Kennedy miró a los hombres a los ojos. Lucían serenos, despreocupados, muy diferente a como sentía que debería estar siendo su mirada en esos instantes. Luego se marchó por el mismo camino que había llegado. Varias veces volvió la mirada atrás para cerciorarse que no estaba siendo seguido, finalmente se aburrió y no volvió a mirar, de haberlo hecho sabría que alguien lo seguía, pero no se trataba del hombre junto al bote en el embarcadero.
Bronson llegó a la casa de los McIntire y como era usual, Alexander salió a recibirlo. Lucía cansado y malhumorado, la estampa de alguien que ha luchado en vano contra el trabajo o contra la desesperanza. Hacía un calor pegajoso y al darle la mano la sintió sudada. Tuvo que luchar para no limpiársela en las narices de McIntire.
—Hola detective.
—¿Cómo está usted señor McIntire?
—He tenido mejores días.
—Ya veo que está algo desanimado.
—Eso es poco decir.
—¿Sigue mal su esposa?
—Creo que estoy perdiendo la batalla contra la enfermedad de Jenny.
—Se refiere a la depresión.
—Así es, cada vez son más frecuentes sus ataques de histeria.
—¿Lo ha vuelto a hacer?
—Hace apenas unos minutos, he tenido que darle un somnífero que le recetó el médico.
—¿Duerme entonces?
—Está aletargada.
—¿Cree que pueda atenderme?
—No está consciente. Como le he dicho, cualquier cosa que le pregunte será difícil de creer la respuesta.
—Aun así me gustaría hablar con ella.
—¿Puedo saber de qué se trata?
—Es este maldito caso.
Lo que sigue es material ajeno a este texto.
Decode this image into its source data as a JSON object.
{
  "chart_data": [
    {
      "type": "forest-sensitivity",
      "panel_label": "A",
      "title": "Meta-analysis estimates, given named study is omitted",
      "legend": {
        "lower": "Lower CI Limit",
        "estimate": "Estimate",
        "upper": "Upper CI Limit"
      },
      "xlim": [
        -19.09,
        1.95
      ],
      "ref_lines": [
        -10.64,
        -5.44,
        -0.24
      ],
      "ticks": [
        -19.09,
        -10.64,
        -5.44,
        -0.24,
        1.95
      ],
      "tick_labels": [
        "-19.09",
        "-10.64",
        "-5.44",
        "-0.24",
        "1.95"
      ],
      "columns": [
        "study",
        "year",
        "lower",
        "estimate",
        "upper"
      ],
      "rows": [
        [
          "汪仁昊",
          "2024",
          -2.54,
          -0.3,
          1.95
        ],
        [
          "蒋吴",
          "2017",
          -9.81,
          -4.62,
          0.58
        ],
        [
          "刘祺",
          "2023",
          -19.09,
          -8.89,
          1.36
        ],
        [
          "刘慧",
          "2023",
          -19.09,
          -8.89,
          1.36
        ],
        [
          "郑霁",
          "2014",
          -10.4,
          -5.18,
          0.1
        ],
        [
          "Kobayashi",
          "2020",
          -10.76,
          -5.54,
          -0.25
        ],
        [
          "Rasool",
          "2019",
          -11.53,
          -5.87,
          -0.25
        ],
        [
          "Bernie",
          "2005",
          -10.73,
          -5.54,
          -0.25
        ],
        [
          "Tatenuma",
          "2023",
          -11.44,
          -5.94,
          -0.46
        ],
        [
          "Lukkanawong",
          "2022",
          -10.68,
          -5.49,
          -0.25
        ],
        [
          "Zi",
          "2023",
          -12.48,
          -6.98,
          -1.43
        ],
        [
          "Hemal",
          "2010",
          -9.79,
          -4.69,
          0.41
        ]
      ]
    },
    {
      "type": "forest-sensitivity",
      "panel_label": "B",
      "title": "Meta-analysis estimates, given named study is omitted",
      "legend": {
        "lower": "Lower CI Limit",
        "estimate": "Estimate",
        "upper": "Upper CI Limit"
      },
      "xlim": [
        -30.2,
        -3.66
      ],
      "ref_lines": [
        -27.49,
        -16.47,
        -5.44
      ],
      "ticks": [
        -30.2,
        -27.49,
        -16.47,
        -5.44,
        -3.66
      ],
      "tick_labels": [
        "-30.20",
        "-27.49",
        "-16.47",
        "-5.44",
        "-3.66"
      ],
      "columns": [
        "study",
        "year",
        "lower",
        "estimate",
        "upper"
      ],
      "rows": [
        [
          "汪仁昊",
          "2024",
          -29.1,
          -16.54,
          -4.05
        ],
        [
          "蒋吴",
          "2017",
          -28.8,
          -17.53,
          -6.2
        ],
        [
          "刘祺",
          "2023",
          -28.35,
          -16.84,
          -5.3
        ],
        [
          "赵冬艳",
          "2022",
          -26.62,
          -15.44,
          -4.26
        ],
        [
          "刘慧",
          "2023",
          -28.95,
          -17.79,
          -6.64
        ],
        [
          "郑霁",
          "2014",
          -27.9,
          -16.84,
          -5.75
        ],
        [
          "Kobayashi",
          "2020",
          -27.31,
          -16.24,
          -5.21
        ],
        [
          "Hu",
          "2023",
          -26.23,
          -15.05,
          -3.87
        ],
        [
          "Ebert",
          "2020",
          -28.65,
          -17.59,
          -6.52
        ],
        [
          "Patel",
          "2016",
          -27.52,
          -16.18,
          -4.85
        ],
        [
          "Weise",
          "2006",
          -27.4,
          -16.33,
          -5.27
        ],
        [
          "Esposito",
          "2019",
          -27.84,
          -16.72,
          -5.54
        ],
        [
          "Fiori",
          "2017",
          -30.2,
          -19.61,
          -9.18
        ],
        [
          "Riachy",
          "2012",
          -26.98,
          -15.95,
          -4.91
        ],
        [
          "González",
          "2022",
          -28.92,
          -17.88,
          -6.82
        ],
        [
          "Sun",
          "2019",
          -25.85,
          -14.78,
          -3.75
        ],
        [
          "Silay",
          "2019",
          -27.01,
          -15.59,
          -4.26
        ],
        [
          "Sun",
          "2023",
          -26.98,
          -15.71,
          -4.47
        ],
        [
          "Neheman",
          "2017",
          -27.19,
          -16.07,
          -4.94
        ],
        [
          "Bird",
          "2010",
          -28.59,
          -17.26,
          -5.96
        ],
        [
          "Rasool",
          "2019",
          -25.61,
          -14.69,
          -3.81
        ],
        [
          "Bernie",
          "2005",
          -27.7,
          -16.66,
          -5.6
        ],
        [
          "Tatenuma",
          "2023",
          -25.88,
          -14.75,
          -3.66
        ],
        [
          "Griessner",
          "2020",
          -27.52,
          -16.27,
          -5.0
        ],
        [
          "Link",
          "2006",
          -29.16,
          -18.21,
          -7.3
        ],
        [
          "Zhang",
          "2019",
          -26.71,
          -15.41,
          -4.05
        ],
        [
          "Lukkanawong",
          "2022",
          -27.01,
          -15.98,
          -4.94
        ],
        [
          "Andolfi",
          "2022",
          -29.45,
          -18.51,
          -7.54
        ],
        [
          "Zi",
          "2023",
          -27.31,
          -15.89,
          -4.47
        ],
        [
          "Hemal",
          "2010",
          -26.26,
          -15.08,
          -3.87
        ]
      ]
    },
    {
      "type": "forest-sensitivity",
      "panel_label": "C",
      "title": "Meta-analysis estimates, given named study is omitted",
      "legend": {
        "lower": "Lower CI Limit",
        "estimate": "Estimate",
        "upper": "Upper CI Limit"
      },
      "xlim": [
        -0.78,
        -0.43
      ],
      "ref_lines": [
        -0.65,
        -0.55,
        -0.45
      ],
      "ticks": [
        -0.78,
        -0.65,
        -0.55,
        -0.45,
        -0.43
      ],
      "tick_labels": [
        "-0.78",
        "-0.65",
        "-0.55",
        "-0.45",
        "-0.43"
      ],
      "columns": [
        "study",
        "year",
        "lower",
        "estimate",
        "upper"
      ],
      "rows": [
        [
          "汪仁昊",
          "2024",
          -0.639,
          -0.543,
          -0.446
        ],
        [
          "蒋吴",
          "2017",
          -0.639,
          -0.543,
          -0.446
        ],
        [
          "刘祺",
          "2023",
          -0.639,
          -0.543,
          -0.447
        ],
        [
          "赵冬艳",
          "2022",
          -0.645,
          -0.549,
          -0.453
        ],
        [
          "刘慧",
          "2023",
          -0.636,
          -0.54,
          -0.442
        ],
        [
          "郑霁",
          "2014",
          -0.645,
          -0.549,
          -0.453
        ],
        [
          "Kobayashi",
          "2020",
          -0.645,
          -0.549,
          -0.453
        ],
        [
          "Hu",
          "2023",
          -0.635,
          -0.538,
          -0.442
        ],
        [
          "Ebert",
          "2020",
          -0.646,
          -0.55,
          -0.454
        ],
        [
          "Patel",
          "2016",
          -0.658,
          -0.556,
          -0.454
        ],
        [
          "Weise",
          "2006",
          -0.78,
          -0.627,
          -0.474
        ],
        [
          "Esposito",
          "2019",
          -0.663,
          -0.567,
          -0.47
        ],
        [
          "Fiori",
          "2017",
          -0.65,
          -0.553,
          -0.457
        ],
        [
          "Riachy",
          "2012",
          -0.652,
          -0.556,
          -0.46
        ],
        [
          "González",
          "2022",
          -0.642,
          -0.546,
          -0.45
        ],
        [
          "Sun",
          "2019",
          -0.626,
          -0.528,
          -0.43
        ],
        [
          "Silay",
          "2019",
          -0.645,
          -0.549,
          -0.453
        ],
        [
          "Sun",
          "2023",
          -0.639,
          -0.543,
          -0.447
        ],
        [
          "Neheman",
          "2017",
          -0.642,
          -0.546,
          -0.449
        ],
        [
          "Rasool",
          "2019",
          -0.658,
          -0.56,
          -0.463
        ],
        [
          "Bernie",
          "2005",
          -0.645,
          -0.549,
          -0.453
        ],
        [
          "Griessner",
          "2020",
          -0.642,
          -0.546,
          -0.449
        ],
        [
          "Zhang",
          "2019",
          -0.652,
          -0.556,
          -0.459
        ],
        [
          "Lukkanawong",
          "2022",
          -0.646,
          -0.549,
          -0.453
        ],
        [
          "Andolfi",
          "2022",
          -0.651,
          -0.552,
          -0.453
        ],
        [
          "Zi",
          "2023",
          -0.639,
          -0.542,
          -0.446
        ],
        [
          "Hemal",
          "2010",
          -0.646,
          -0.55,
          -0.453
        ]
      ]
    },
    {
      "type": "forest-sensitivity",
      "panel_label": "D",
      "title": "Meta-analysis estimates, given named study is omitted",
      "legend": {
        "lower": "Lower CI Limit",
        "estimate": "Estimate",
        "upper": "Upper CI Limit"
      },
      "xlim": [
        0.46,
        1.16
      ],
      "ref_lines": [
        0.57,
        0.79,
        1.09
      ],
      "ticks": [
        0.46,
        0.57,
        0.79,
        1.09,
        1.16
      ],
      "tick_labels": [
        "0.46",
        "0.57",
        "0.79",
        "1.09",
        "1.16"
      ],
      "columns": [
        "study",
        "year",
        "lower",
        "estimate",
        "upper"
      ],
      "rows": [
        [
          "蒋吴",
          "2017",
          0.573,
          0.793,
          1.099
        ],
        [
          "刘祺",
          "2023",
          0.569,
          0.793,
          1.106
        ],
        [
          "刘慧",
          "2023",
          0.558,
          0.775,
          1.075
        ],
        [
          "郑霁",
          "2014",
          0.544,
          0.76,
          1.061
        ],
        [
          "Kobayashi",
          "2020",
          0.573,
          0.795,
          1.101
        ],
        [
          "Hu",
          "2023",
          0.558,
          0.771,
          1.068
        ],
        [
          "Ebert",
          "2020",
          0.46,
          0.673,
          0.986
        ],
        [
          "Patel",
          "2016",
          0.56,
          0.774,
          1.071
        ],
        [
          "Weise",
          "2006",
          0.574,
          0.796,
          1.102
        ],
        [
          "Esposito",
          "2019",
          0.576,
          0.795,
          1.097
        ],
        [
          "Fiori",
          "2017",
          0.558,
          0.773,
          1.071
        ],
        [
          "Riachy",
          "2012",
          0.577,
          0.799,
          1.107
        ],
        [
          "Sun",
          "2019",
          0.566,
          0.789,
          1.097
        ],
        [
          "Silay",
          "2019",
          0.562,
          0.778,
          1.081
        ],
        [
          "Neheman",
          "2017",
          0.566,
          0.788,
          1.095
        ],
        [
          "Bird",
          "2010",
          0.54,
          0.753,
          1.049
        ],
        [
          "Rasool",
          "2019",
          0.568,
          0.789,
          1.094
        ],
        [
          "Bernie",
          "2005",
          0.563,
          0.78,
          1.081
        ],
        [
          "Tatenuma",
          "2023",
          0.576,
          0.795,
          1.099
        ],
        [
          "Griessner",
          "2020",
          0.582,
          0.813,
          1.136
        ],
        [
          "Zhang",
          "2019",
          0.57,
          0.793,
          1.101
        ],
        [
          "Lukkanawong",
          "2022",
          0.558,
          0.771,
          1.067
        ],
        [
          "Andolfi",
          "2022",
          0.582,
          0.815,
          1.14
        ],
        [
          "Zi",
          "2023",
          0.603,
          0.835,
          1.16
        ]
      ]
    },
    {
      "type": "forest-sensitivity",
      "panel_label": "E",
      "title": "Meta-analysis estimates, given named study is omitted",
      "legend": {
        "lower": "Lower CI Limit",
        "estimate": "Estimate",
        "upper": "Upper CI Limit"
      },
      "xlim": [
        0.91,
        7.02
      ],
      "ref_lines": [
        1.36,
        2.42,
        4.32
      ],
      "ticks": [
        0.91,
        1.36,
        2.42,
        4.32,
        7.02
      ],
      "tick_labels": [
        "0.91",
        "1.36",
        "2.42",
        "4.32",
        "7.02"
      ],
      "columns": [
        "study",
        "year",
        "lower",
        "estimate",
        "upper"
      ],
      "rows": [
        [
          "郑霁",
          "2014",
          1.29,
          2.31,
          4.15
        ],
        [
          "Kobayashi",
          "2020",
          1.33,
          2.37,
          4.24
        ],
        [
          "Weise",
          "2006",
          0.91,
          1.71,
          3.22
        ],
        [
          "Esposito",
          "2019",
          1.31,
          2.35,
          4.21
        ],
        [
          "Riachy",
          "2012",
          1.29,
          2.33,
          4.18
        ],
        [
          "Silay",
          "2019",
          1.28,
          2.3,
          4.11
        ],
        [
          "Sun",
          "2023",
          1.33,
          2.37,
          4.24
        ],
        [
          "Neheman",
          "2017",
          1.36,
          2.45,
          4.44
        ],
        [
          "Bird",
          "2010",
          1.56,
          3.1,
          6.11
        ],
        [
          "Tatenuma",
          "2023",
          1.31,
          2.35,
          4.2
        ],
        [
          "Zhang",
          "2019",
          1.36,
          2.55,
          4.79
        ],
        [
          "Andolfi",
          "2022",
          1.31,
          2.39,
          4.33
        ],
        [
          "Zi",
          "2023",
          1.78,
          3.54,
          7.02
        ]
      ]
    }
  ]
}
No tenemos pistas que nos lleven a solucionarlo.
—Escuché que habían detenido al padre Kennedy.
—Solo para interrogarlo.
—¿Dudan de que haya sido él el responsable?
—Como le digo, estamos ayunos de pistas y Kennedy es uno de los pocos contactos.
—Pase usted detective, traeré a Jenny o será demasiado tarde para que le pregunte lo que quiere saber, ese narcótico es muy poderoso.